The Republicans have long insisted that the existence of regulations and oversight, not the lack there-of, was the albatross around the neck of the economy.  The deregulation of industry has long been touted as the backbone of lasseiz faire capitalism. 
Even after the the debacle of Enron (a Texas based company, while GW was Governor of that state…), they insisted this.  Even after the cankered practices of these plunderbunds caused a devastating energy crisis in California, they shouted ‘hands off the economy.’ 
Even when it was shown how the Enron traders were laughing about the poor old ladies trying to pay their electric bill, they shouted that the market could police itself.  Even after the CEOs of these corrupt organizations took huge exit bonuses while their workers saw millions of dollars in pensions go down the drain, Republicans worked to deregulate even more.
I think the invisible hand of the market was inside these guys’ pants, jerking them off.
Capitalism doesn’t work right any more.  But that is for another rant. 
I will not blame this on banks for giving bad loans to the little guy.  If they want to take risks with their money, so be it.  I will not defend the masses for trying to live an inflated lifestyle.  This country is decadent in its desire to live above its means, and Madison Avenue tries its best to keep it that way.  The banks and credit card companies have long since made their money on late fees.  The practices feed on each other.  Everyone in the country knew that we were extended, both as individuals and corporations. 
The problem happened when they started trading these risky loans as though they were not risky. 
And the deregulation let it happen.  There used to be enforced standards on banks to help keep our money safe.  They used to regulate the accounting methods by which a bank had to show risky loans.  There is only a percentage of risky loans a bank could hold and still qualify for FDIC.  These regulation were some of the first things the Republicans stripped away under Reagan.  And now we have to pay for it again.

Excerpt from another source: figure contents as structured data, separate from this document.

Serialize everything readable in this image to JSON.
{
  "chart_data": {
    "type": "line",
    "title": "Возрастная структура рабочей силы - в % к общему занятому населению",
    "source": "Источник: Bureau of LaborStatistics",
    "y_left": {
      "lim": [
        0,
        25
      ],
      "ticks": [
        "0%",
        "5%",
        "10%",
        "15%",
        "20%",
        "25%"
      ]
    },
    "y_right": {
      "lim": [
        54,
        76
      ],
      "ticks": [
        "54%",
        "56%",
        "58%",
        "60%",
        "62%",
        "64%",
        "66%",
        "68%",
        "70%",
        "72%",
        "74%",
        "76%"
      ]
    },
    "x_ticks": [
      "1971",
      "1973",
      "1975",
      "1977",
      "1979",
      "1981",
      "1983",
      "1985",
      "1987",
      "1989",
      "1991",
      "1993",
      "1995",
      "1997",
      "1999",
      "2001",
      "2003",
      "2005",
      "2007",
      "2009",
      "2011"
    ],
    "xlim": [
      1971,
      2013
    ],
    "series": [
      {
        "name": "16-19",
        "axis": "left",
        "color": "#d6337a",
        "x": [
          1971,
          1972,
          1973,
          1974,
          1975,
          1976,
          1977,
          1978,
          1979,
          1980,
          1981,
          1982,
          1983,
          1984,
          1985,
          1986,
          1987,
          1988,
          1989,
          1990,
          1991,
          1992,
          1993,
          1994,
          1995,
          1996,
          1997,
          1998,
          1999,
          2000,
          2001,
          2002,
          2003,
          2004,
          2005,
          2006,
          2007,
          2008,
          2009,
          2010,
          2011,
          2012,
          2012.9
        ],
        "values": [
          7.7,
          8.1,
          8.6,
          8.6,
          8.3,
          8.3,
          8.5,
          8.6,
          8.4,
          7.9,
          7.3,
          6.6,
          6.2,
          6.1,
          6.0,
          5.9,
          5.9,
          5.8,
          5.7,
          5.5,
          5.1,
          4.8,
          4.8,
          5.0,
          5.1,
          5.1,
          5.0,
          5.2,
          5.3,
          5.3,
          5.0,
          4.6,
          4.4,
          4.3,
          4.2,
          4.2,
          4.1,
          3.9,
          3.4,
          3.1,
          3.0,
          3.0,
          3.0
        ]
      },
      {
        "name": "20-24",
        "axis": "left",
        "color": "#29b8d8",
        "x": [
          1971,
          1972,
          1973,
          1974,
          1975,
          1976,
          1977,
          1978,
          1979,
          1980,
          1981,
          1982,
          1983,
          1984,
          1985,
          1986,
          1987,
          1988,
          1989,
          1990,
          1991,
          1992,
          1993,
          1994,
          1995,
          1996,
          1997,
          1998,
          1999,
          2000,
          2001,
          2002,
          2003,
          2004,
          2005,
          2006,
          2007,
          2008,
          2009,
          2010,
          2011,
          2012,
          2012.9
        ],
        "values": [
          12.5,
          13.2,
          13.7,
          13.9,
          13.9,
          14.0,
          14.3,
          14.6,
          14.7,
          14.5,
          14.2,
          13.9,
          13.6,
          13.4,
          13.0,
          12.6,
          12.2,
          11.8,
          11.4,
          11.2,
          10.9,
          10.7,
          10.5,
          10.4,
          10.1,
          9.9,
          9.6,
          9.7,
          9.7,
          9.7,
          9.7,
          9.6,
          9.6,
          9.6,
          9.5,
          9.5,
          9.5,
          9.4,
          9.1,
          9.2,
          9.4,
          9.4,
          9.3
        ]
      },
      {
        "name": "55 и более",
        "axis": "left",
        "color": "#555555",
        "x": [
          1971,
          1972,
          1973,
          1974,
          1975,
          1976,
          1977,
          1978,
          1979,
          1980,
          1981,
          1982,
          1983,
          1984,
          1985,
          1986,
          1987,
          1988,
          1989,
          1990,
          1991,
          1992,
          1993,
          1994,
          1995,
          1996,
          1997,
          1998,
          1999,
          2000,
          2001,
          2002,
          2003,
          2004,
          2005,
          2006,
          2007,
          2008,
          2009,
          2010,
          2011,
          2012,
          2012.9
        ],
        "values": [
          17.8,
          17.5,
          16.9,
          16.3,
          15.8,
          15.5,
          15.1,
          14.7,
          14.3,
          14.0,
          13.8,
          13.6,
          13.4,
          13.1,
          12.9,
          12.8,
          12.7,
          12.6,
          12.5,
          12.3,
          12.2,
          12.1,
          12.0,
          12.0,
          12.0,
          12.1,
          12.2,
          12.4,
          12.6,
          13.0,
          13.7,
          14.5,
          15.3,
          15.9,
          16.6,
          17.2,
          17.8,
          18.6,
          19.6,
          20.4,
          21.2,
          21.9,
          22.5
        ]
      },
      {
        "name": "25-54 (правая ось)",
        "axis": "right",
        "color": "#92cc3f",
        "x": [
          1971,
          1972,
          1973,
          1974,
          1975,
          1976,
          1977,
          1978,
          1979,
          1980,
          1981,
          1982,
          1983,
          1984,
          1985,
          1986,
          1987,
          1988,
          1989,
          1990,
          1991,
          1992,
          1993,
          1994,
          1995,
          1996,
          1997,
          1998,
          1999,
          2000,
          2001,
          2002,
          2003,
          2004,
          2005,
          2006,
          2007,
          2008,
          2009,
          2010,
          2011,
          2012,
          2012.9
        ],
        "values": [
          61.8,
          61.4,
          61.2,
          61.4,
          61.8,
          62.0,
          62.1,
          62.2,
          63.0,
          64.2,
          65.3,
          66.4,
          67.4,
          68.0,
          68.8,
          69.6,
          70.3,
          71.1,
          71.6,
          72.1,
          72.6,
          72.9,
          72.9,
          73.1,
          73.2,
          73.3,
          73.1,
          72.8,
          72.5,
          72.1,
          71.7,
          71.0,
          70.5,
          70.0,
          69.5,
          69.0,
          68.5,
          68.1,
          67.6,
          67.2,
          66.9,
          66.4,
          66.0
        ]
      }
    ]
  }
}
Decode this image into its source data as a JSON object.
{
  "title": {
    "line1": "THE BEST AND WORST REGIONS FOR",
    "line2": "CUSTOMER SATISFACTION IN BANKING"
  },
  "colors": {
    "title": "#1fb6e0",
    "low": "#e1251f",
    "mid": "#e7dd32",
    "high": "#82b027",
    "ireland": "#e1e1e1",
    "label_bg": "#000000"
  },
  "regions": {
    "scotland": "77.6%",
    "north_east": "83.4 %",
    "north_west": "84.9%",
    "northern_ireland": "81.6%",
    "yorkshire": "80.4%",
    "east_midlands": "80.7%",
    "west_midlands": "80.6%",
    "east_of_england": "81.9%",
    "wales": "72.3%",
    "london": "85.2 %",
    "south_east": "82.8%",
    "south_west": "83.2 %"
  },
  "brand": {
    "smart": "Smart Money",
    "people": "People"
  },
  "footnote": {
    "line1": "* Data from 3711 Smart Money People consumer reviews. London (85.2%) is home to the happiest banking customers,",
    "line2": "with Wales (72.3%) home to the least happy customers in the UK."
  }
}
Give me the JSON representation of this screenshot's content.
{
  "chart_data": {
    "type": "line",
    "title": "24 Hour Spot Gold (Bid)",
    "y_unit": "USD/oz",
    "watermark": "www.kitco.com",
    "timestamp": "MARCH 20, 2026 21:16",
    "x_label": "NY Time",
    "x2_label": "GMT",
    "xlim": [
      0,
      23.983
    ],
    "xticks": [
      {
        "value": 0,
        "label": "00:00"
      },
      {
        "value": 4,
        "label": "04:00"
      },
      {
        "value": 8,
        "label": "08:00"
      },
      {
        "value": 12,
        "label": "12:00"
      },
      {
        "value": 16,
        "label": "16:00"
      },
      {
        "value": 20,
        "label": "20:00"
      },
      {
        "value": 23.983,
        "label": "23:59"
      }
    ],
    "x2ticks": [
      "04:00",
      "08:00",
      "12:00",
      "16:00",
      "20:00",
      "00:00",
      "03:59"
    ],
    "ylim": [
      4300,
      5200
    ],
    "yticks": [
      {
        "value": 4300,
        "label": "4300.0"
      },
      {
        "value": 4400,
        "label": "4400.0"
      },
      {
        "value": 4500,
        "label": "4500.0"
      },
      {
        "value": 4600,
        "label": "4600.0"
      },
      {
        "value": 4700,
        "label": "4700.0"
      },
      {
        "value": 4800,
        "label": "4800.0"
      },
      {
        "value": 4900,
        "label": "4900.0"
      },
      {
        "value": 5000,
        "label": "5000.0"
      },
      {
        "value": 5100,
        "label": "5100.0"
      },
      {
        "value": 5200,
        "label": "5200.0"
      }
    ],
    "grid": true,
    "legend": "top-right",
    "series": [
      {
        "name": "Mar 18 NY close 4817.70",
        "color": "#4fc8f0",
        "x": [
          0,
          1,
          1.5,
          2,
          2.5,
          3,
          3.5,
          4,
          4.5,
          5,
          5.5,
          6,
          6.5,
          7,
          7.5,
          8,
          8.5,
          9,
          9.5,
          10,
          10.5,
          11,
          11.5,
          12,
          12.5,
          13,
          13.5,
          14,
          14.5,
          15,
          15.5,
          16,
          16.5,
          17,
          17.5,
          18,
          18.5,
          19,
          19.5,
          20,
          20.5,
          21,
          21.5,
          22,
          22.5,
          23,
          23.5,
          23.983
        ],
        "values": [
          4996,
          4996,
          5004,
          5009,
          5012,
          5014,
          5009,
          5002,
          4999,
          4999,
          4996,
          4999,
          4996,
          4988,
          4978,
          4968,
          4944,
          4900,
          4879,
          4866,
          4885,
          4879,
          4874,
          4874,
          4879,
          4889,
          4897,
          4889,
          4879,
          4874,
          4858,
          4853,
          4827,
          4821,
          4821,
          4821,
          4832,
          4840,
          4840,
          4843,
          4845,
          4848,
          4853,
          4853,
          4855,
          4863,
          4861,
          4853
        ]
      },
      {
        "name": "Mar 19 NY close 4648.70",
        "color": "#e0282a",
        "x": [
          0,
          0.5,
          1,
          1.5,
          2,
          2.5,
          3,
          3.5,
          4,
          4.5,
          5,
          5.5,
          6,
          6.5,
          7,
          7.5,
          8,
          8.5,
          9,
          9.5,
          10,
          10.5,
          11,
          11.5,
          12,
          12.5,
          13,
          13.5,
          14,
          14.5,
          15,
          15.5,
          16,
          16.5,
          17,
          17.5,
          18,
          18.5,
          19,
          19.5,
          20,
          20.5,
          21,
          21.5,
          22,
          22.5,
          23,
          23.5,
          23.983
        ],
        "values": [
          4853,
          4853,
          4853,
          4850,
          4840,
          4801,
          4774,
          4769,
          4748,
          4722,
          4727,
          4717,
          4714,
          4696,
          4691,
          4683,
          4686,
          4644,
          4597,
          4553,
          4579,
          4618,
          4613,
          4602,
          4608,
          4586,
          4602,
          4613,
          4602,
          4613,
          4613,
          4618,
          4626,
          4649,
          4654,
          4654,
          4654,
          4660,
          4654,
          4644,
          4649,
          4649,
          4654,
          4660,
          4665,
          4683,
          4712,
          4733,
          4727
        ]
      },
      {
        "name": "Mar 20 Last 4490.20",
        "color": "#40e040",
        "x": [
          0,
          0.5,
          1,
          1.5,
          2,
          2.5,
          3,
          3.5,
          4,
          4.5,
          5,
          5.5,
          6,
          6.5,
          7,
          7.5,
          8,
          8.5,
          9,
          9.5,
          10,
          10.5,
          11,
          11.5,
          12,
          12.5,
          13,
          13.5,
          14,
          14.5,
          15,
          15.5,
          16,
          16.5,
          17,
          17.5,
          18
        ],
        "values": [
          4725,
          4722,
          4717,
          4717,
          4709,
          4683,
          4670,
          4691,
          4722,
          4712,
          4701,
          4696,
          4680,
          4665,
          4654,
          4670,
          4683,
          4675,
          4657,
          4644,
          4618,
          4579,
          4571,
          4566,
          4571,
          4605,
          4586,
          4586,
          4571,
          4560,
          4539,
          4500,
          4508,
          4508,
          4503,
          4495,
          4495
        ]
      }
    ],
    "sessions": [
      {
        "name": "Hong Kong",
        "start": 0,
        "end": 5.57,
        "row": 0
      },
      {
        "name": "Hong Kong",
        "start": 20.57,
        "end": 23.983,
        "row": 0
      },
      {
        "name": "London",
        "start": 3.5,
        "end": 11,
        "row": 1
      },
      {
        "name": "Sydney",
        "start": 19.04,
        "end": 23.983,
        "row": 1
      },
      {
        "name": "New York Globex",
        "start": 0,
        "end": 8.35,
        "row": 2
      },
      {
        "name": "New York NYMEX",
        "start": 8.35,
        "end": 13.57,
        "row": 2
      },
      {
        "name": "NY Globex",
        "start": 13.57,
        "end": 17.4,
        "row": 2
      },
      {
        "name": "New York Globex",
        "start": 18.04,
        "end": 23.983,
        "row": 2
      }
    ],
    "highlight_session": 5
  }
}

Yeah, this happened before, back in the early nineties.  And guess who was feeding at the trough then, too?
The deregulation of the banking industry under Reagan led to the Savings and Loan Crisis.  The crisis led to the Keating Five (which included John McCain) investigation.  It investigated the allegation that these senators received bribes to help the S&Ls resist regulations, and it uncovered a systemic lack of oversight as well as large scale corruption and, at the very least, poor judgement.
Oh, yeah, so don’t be fooled this time that it is all a suprise.  It isn’t. 
And, even more ironic, is the language Bush is using.
He is requesting the treasury department and the administration be granted immense powers with no congressional oversight.  He is also assuring the American people we will get our money back.
From the New York Times:
So, according to Bush, the situation is dire though unavoidable, the action is necessary, it is drastic, it is unprecedented, the risk is small compared to doing nothing, and we will get our money back.  Sound familiar?